Spending 24 hours in Manhattan can renew your faith in the human enterprise.
At least that was my experience yesterday when four of my partners and I devoted a day to touring and attempting to understand the amazing work of Common Ground Community, one of the most successful and edgy community development corporations in the world.
Rosanne Haggerty runs the outfit from her office as President. She oversees the creative and diligent work of 200 professionals who are devoted to developing, delivering and managing high-quality housing opportunities for some of the poorest of the poor who reside in New York City.
About half of their almost 1,200 units are now home to formerly, chronically homeless men and women who lived on the streets of our nation's largest city.
So, what did I bring home from the trip?
1. Low-income working people and formerly chronic homeless persons can live together successfully in high density developments. None of this mixing of market rate units in the Common Ground developments.
All of their major projects are filled with low-income tenants. The Times Square Hotel, their first major project, offers over 600 units to low-income and formerly homeless. We visited the Prince George Hotel (over 400 units) and The Christopher (200 plus units, including about 40 youth who aged out of state foster care services). Each development is a stunning success. Turn over rates are extremely low in all of the properties Common Ground owns. Waiting lists are long.
Common Ground proves that the “housing first” philosophy works and works well. The notion that people need to earn their way into permanent housing is a foolish, paternalistic idea. By placing people in decent housing first and then surrounding them with relationships and friendship, Common Ground is proving that life can change for even hard core poor and homeless persons.
2. Cities, like Dallas, must change their priorities if they truly desire to see homeless eradicated and sufficient workforce housing developed in their communities.
The City of New York mandates that their housing preservation dollars be spent primarily on chronically homeless individuals. They back up that commitment with money.
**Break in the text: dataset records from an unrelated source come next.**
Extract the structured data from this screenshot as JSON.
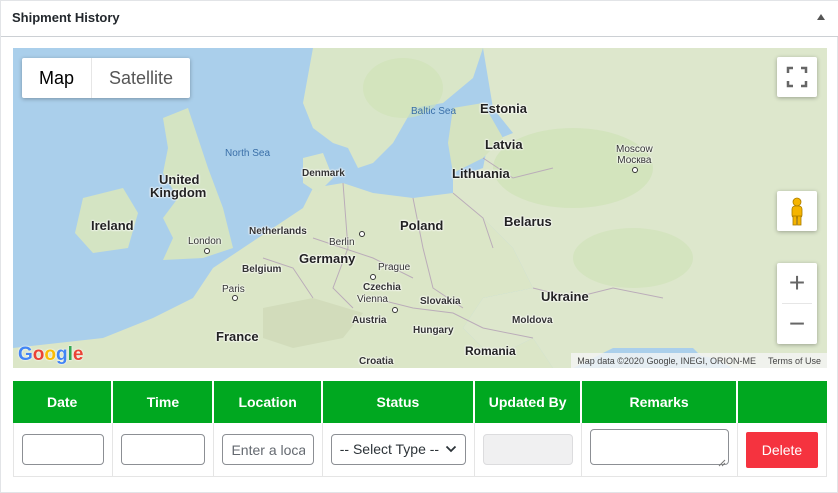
{
  "panel": {
    "title": "Shipment History"
  },
  "map": {
    "type_buttons": [
      {
        "label": "Map",
        "active": true
      },
      {
        "label": "Satellite",
        "active": false
      }
    ],
    "labels": {
      "north_sea": "North Sea",
      "baltic_sea": "Baltic Sea",
      "estonia": "Estonia",
      "latvia": "Latvia",
      "lithuania": "Lithuania",
      "moscow": "Moscow\nМосква",
      "moscow_en": "Moscow",
      "moscow_ru": "Москва",
      "denmark": "Denmark",
      "united": "United",
      "kingdom": "Kingdom",
      "ireland": "Ireland",
      "london": "London",
      "netherlands": "Netherlands",
      "berlin": "Berlin",
      "germany": "Germany",
      "poland": "Poland",
      "belarus": "Belarus",
      "belgium": "Belgium",
      "prague": "Prague",
      "czechia": "Czechia",
      "paris": "Paris",
      "vienna": "Vienna",
      "slovakia": "Slovakia",
      "ukraine": "Ukraine",
      "austria": "Austria",
      "moldova": "Moldova",
      "france": "France",
      "hungary": "Hungary",
      "croatia": "Croatia",
      "romania": "Romania"
    },
    "google_logo": "Google",
    "attribution": "Map data ©2020 Google, INEGI, ORION-ME",
    "terms": "Terms of Use",
    "zoom_in": "+",
    "zoom_out": "−"
  },
  "table": {
    "headers": [
      "Date",
      "Time",
      "Location",
      "Status",
      "Updated By",
      "Remarks",
      ""
    ],
    "row": {
      "date_value": "",
      "time_value": "",
      "location_placeholder": "Enter a location",
      "status_selected": "-- Select Type --",
      "updated_by_value": "",
      "remarks_value": "",
      "delete_label": "Delete"
    }
  },
  "colors": {
    "header_green": "#00a820",
    "delete_red": "#f5333f",
    "water": "#a9cfec",
    "land": "#dfe8cf"
  }
}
Dallas should go to school on New York City.
Enough of our excuses.
It is time for the city to adequately fund a real housing strategy. The next mayor needs to be on board with such a plan. Every mayoral candidate needs to declare a position on housing and homelessness, the sooner the better.
3. The key to success resides in how we regard low-income people.
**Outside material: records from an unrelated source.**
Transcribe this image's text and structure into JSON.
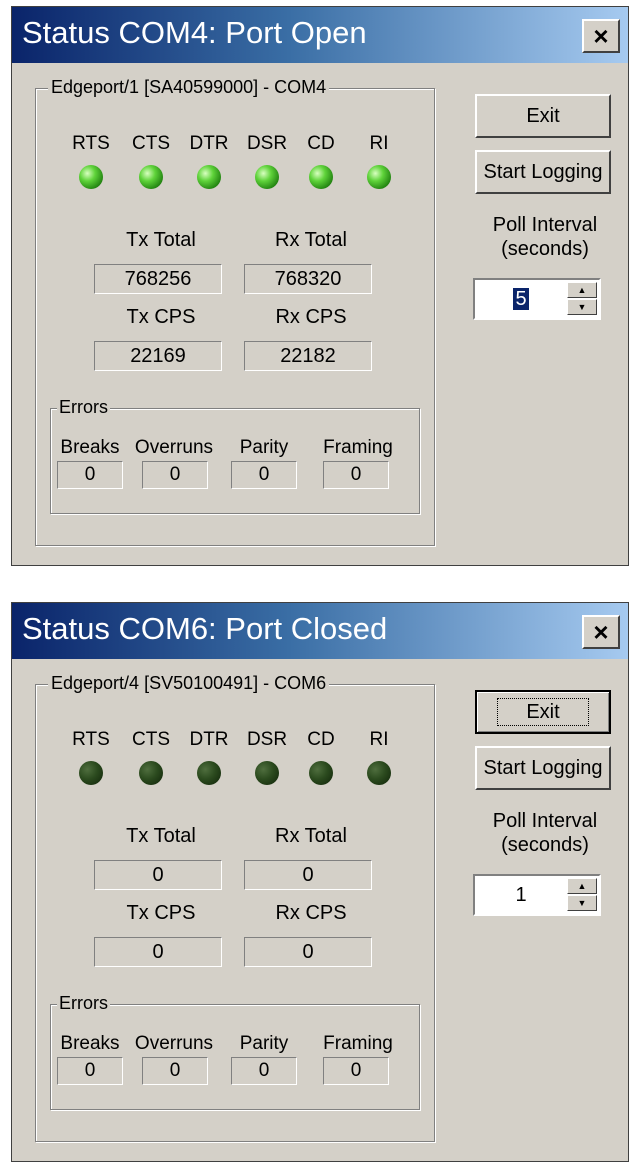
{
  "windows": [
    {
      "title": "Status COM4: Port Open",
      "close_label": "×",
      "group_label": "Edgeport/1 [SA40599000] - COM4",
      "signals": [
        {
          "label": "RTS",
          "state": "on"
        },
        {
          "label": "CTS",
          "state": "on"
        },
        {
          "label": "DTR",
          "state": "on"
        },
        {
          "label": "DSR",
          "state": "on"
        },
        {
          "label": "CD",
          "state": "on"
        },
        {
          "label": "RI",
          "state": "on"
        }
      ],
      "tx_total_label": "Tx Total",
      "rx_total_label": "Rx Total",
      "tx_total": "768256",
      "rx_total": "768320",
      "tx_cps_label": "Tx CPS",
      "rx_cps_label": "Rx CPS",
      "tx_cps": "22169",
      "rx_cps": "22182",
      "errors_label": "Errors",
      "errors": [
        {
          "label": "Breaks",
          "value": "0"
        },
        {
          "label": "Overruns",
          "value": "0"
        },
        {
          "label": "Parity",
          "value": "0"
        },
        {
          "label": "Framing",
          "value": "0"
        }
      ],
      "exit_label": "Exit",
      "logging_label": "Start Logging",
      "poll_label_1": "Poll Interval",
      "poll_label_2": "(seconds)",
      "poll_value": "5",
      "poll_selected": true,
      "exit_focused": false
    },
    {
      "title": "Status COM6: Port Closed",
      "close_label": "×",
      "group_label": "Edgeport/4 [SV50100491] - COM6",
      "signals": [
        {
          "label": "RTS",
          "state": "off"
        },
        {
          "label": "CTS",
          "state": "off"
        },
        {
          "label": "DTR",
          "state": "off"
        },
        {
          "label": "DSR",
          "state": "off"
        },
        {
          "label": "CD",
          "state": "off"
        },
        {
          "label": "RI",
          "state": "off"
        }
      ],
      "tx_total_label": "Tx Total",
      "rx_total_label": "Rx Total",
      "tx_total": "0",
      "rx_total": "0",
      "tx_cps_label": "Tx CPS",
      "rx_cps_label": "Rx CPS",
      "tx_cps": "0",
      "rx_cps": "0",
      "errors_label": "Errors",
      "errors": [
        {
          "label": "Breaks",
          "value": "0"
        },
        {
          "label": "Overruns",
          "value": "0"
        },
        {
          "label": "Parity",
          "value": "0"
        },
        {
          "label": "Framing",
          "value": "0"
        }
      ],
      "exit_label": "Exit",
      "logging_label": "Start Logging",
      "poll_label_1": "Poll Interval",
      "poll_label_2": "(seconds)",
      "poll_value": "1",
      "poll_selected": false,
      "exit_focused": true
    }
  ],
  "colors": {
    "dialog_bg": "#d4d0c8",
    "title_start": "#0a246a",
    "title_end": "#a6caf0",
    "led_on": "#5fd33a",
    "led_off": "#2b4a1e"
  }
}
Common Ground believes in people. It’s that simple for them.
Everyone we met exhibited a positive attitude about their relationship with the tenants. Haggerty told us that her Tenant Services staff shares more in common with cruise directors than professional case managers or traditional social workers. The refreshment that flows from that attitude cannot be over emphasized. Haggerty spoke eloquently of the “normalizing” factor such an attitude brings to the living environment.
The key question asked again and again by the Tenant Services team members is, “What does my friend [insert first name here] need?”
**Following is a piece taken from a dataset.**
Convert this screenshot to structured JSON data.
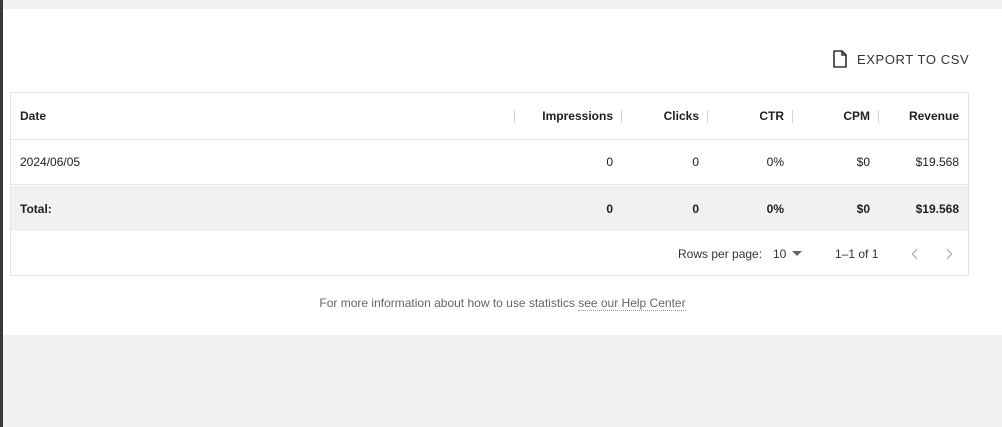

4. Common Ground seeks to meet the housing needs of very poor people by sharing their experiences and their intelligence freely with whoever is interested in joining in the battle. We were amazed and encouraged by just how transparent the entire team was with us. We left determined to be more attentive to groups wanting to meet with us and share learning here in Dallas.
Our CityWalk@Akard development can become a major asset to the city of Dallas, not only in terms of its immediate impact on the housing inventory available to the very poor, but also as a model for future projects.
Confession: I have found that if you stay in Dallas for long, unbroken periods of time, you begin to believe our “community lie” that the poor are simply a major, distracting aggravation and that the homeless are hopeless. Such poison can seep into your soul and sap your energy and kill your heart and passion.
Getting away for just a day to be among people who are getting the job done in a city that is determined to get it done, is invaluable.
As we flew home, I realized that we really aren’t such fools after all. We just need to stay at our work and we need to persuade others to join us.
5. Big projects are much better than small ones. Why waste time and energy dreaming small? Large projects enjoy efficiencies and advantages of scale that make them the best option. I saw it in New York City all day long with Common Ground.
Dallas needs to think bigger.
Neighborhoods need to step up and people need to grow up.
It is time our city actually worked on becoming world class. We’ve talked a good game. But now the time has come to put up or shut up.
Thanks, Common Ground! I needed exactly what you provided.